Márcio, olhando espantado para a arquiteta, fez um gesto negativo e Angélica não aceitou o não como resposta e já sentenciando, pediu a chave do prédio e do apartamento do jornalista.

– Se entrar sozinho com essa mão sangrando vai sujar toda a entrada, as portas, fechaduras, elevador e sabe-se lá mais o quê. Portanto, você não tem querer ou não. Diga-me onde estão as chaves.

Márcio tentou colocar a mão no bolso da calça onde estava a chave, mas a irmã de Amadeu foi mais rápida. Enfiando a sua mão para achar a chave, contudo, além do objeto tocou outras coisas, porém optou pelo silêncio e olhar para Márcio que estava se sentindo uma verdadeira brasa.

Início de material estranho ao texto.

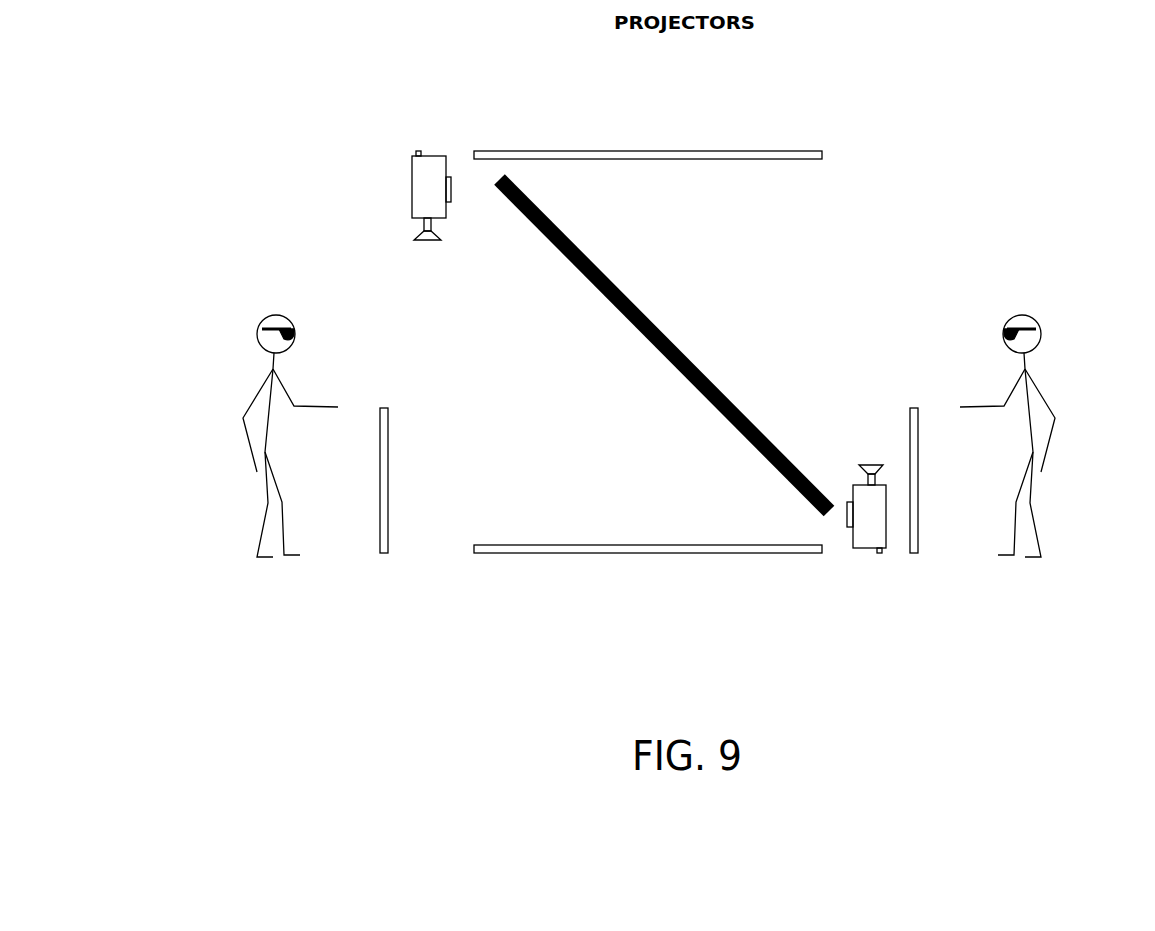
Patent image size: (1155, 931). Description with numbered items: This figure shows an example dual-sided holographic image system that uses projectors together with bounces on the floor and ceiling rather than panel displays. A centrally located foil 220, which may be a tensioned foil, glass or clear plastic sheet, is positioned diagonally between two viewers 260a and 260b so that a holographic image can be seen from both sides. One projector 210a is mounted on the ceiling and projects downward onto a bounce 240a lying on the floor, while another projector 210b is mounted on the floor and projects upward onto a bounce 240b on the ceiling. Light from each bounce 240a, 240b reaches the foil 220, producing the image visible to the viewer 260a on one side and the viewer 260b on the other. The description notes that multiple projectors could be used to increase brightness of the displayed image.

The projector 210a is at (432, 149).
The projector 210b is at (871, 563).
The foil 220 is at (661, 325).
The bounce 240a is at (726, 563).
The bounce 240b is at (727, 141).
The viewer 260a is at (243, 383).
The viewer 260b is at (1056, 383).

O jornalista também sentiu quando os dedos da arquiteta tocaram o tecido de sua cueca e a reação foi automática, deixando-o apreensivo e sem graça.

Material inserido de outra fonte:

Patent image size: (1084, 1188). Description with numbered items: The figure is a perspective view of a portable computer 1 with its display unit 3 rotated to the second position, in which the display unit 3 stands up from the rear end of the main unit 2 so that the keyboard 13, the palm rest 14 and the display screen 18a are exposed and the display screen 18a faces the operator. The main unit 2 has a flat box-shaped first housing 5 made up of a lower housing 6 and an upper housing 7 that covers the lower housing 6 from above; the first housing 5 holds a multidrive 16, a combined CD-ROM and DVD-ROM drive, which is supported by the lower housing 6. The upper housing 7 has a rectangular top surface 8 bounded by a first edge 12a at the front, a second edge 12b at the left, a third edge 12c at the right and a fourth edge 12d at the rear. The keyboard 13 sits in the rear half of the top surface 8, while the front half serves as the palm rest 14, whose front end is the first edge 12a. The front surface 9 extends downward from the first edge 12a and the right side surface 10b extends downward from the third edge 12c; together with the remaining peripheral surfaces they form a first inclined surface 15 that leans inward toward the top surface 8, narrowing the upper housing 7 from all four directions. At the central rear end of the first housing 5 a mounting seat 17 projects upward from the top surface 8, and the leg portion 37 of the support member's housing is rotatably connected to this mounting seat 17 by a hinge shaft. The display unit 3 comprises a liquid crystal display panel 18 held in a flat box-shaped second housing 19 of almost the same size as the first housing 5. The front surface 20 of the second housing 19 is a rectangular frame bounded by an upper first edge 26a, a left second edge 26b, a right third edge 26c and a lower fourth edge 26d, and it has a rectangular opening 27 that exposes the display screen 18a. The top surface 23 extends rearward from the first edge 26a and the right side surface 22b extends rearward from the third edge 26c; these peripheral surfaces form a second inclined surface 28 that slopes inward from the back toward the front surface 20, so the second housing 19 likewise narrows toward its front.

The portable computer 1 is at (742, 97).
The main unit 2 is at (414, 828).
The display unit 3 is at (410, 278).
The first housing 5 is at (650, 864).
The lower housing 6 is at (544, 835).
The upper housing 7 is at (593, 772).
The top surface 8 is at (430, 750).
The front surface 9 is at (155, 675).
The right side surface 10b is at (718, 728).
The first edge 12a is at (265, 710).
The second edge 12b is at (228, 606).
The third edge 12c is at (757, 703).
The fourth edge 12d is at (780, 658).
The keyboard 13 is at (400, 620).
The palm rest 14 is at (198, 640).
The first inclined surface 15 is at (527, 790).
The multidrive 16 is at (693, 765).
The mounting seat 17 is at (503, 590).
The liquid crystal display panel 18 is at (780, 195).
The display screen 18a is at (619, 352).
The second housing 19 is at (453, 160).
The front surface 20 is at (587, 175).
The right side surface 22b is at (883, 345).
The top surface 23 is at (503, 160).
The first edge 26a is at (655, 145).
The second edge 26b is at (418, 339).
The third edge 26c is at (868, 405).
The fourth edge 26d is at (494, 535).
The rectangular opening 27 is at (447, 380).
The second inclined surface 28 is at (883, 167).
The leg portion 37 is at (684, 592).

Sem mais delongas, a arquiteta fechou seu carro, ativando o alarme. Ambos se dirigiram à entrada do prédio. Ela com a chave na mão e ele tentando controlar a ereção. Um sacrífico que parecia não ter fim. Ela abriu a porta, foram para o elevador. Outro martírio para o repórter. Ficar com ela sozinho dentro daquele compartimento, sentindo a fragrância que emanava do corpo dela. O elevador parou no andar em que ficava o apartamento de Amadeu. Os dois saíram. Ela fez questão de deixar o ambiente primeiro.

Márcio não sabia se estava suando frio, calor, se mudava de cor, do amarelo para o verde e deste ao vermelho, parecido com jogos de luzes das danceterias. Ele só sabe que consumiu inteiramente Angélica com um olhar de pura lasciva. Por estar há alguns passos à frente, Angélica não viu, mas quem disse que a moça não desconfiava das intenções do acompanhante. O que ela tocou quando colocou a mão no bolso dele dizia quais eram as suas reais intenções dele.

– Pronto! Chegamos! Pode deixar que daqui para frente é comigo, dona Angélica. Já fez muito me trazendo até aqui. O resto eu mesmo tomo providências.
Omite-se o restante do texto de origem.